EU-Handelskommissarin Cecilia Malmström und Bundeswirtschaftsminister Peter Altmaier (CDU) hatten zu Beginn dieser Woche in Washington auf eine Aussetzung der protektionistischen Maßnahmen gepocht und mit entsprechenden Importaufschlägen für diverse US-Produkte wie Motorräder oder Spirituosen gedroht. Offensichtlich mit Erfolg.

"Europa hat sich gemeinsam und einheitlich positioniert", sagte Bundeskanzlerin Angela Merkel beim gestrigen EU-Gipfel in Brüssel. Der bulgarische Premier Boyko Borrisov, dessen Land derzeit die Ratspräsidentschaft innehat, ergänzte: "Die EU und die USA sind nicht nur strategische Alliierte, sondern ebenso politische Partner."

Im Entwurf einer Gipfel-Erklärung geben sich die 28 Staats- und Regierungschefs so dialogbereit wie entschlossen: Die EU hält an ihrem Einsatz für ein offenes und regelbasiertes Handelssystem fest, will weitere Handelsverträge abschließen und Handelskriege vermeiden. Aber klar sei: Europa ist auf der Hut und auf alles vorbereitet. Man werde auch Vorsorge treffen müssen, dass es nicht schnell wieder zur Eskalation komme, erklären Diplomaten am Rande des Gipfels. Und klar sei auch, dass sich die EU von den USA kaum in einen Konflikt mit China treiben lassen könne, wenn damit gegen Regeln der Welthandelsorganisation (WTO) verstoßen würde.

Für die Beratungen der Regierungschefs waren deshalb auch alle Szenarien durchgespielt worden, einschließlich möglicher Gegenschläge, wenn Präsident Trump doch an den Zollplänen für Europa festgehalten hätte. Die Leitlinien: Ausnahmen von Zöllen soll es nur für die gesamte EU geben - die US-Regierung hatte wohl Angebote an Polen und Großbritannien getestet.
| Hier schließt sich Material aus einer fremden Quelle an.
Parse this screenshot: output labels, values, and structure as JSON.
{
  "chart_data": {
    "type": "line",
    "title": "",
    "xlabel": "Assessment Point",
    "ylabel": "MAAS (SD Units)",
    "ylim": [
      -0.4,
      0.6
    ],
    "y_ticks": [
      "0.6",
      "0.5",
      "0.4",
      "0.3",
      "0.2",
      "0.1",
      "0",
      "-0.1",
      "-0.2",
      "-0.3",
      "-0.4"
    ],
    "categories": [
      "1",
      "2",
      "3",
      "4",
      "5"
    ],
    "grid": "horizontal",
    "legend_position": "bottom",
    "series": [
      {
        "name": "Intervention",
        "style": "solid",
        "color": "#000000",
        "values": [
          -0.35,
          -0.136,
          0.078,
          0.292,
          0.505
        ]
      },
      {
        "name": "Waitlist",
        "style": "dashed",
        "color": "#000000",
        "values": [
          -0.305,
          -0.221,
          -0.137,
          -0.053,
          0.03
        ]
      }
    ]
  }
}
Ratspräsident Donald Tusk machte klar, dass sich die EU in Handelsfragen nicht spalten lassen dürfe. Zweitens soll ein Handelskrieg, wenn es irgend geht, vermieden werden, aber die Einleitung stufenweiser Gegenschläge gehört zum vorhandenen Notfall-Instrumentarium. Zwar betrage der Anteil von Stahl und Aluminium-Exporten in die USA nur 1,5 Prozent des gesamten Handelsvolumens, beruhigt Ratspräsident Tusk. Aber man müsse den Anfängen wehren. Drittens betont die EU ihre Dialogbereitschaft und die bisherige politische, militärische und wirtschaftliche Partnerschaft mit den USA.
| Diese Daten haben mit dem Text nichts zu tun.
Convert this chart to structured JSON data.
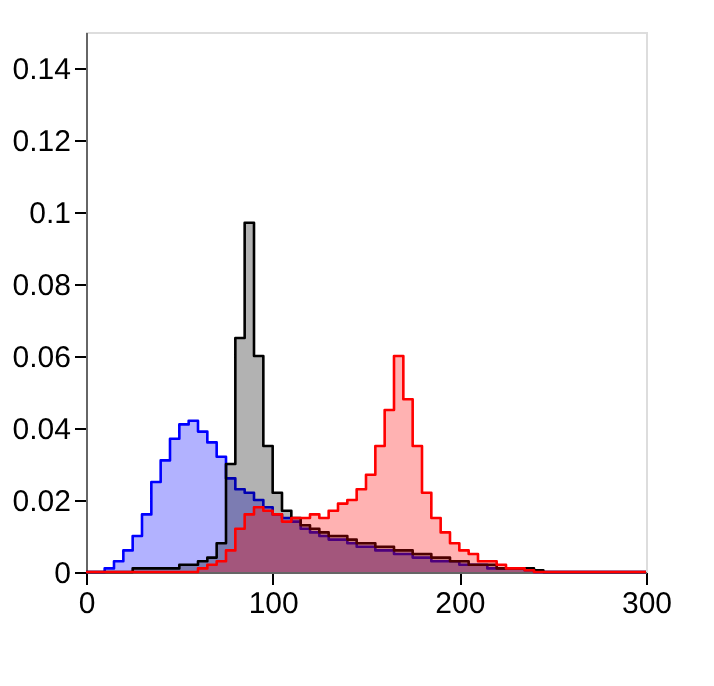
{
  "chart_data": {
    "type": "histogram",
    "bins": [
      0,
      5,
      10,
      15,
      20,
      25,
      30,
      35,
      40,
      45,
      50,
      55,
      60,
      65,
      70,
      75,
      80,
      85,
      90,
      95,
      100,
      105,
      110,
      115,
      120,
      125,
      130,
      135,
      140,
      145,
      150,
      155,
      160,
      165,
      170,
      175,
      180,
      185,
      190,
      195,
      200,
      205,
      210,
      215,
      220,
      225,
      230,
      235,
      240,
      245,
      250,
      255,
      260,
      265,
      270,
      275,
      280,
      285,
      290,
      295,
      300
    ],
    "series": [
      {
        "color": "#0000ff",
        "values": [
          0,
          0,
          0.001,
          0.003,
          0.006,
          0.01,
          0.016,
          0.025,
          0.031,
          0.037,
          0.041,
          0.042,
          0.039,
          0.036,
          0.032,
          0.026,
          0.023,
          0.022,
          0.02,
          0.018,
          0.016,
          0.015,
          0.014,
          0.012,
          0.011,
          0.01,
          0.009,
          0.009,
          0.008,
          0.007,
          0.007,
          0.006,
          0.006,
          0.005,
          0.005,
          0.004,
          0.004,
          0.003,
          0.003,
          0.003,
          0.002,
          0.002,
          0.002,
          0.001,
          0.001,
          0.001,
          0.001,
          0.0005,
          0,
          0,
          0,
          0,
          0,
          0,
          0,
          0,
          0,
          0,
          0,
          0
        ]
      },
      {
        "color": "#000000",
        "values": [
          0,
          0,
          0,
          0,
          0,
          0.001,
          0.001,
          0.001,
          0.001,
          0.001,
          0.002,
          0.002,
          0.003,
          0.004,
          0.008,
          0.03,
          0.065,
          0.097,
          0.06,
          0.035,
          0.022,
          0.017,
          0.015,
          0.013,
          0.012,
          0.011,
          0.01,
          0.01,
          0.009,
          0.008,
          0.008,
          0.007,
          0.007,
          0.006,
          0.006,
          0.005,
          0.005,
          0.004,
          0.004,
          0.003,
          0.003,
          0.002,
          0.002,
          0.002,
          0.001,
          0.001,
          0.001,
          0.001,
          0.0005,
          0,
          0,
          0,
          0,
          0,
          0,
          0,
          0,
          0,
          0,
          0
        ]
      },
      {
        "color": "#ff0000",
        "values": [
          0,
          0,
          0,
          0,
          0,
          0,
          0,
          0,
          0,
          0,
          0,
          0,
          0.001,
          0.002,
          0.003,
          0.006,
          0.012,
          0.016,
          0.018,
          0.017,
          0.016,
          0.014,
          0.015,
          0.015,
          0.016,
          0.015,
          0.017,
          0.019,
          0.02,
          0.023,
          0.027,
          0.035,
          0.045,
          0.06,
          0.048,
          0.035,
          0.022,
          0.015,
          0.011,
          0.008,
          0.006,
          0.005,
          0.003,
          0.003,
          0.002,
          0.001,
          0.001,
          0.0005,
          0,
          0,
          0,
          0,
          0,
          0,
          0,
          0,
          0,
          0,
          0,
          0
        ]
      }
    ],
    "xlim": [
      0,
      300
    ],
    "xticks": [
      0,
      100,
      200,
      300
    ],
    "ylim": [
      0,
      0.15
    ],
    "yticks": [
      0,
      0.02,
      0.04,
      0.06,
      0.08,
      0.1,
      0.12,
      0.14
    ],
    "grid": false
  }
}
Für Bundeswirtschaftsminister Peter Altmaier ist der Modus Vivendi ein erster politischer Etappensieg im neuen Amt. Sein Ziel war es, Zeit zu gewinnen und die High-Noon-Atmosphäre der vergangenen Tage zu zerstreuen. Der 59-Jährige, durch seine Zeit im Kanzleramt und im Bundesumweltministerium krisentauglich geworden, hatte sich als Vorhut für EU-Kommissarin Cecilia Malmström, bei der das alleinige Verhandlungsmandat liegt, in Washington um Herstellung einer konstruktiven Atmosphäre bemüht. Ob Altmaier wie Malmström in Washington Zugeständnisse gemacht und die Leitplanken eines Verhandlungskorridors abgesteckt haben, ist öffentlich bisher nicht bekannt. Präsident Trump hatte in der jüngsten Vergangenheit mehrfach einen "Deal" in Aussicht gestellt, der in der EU mit Skepsis aufgenommen wurde: Zahlt höhere Beiträge für die Nato-Kasse, hieß es sinngemäß in Reden des Präsidenten, dann kann man über höhere Zölle reden.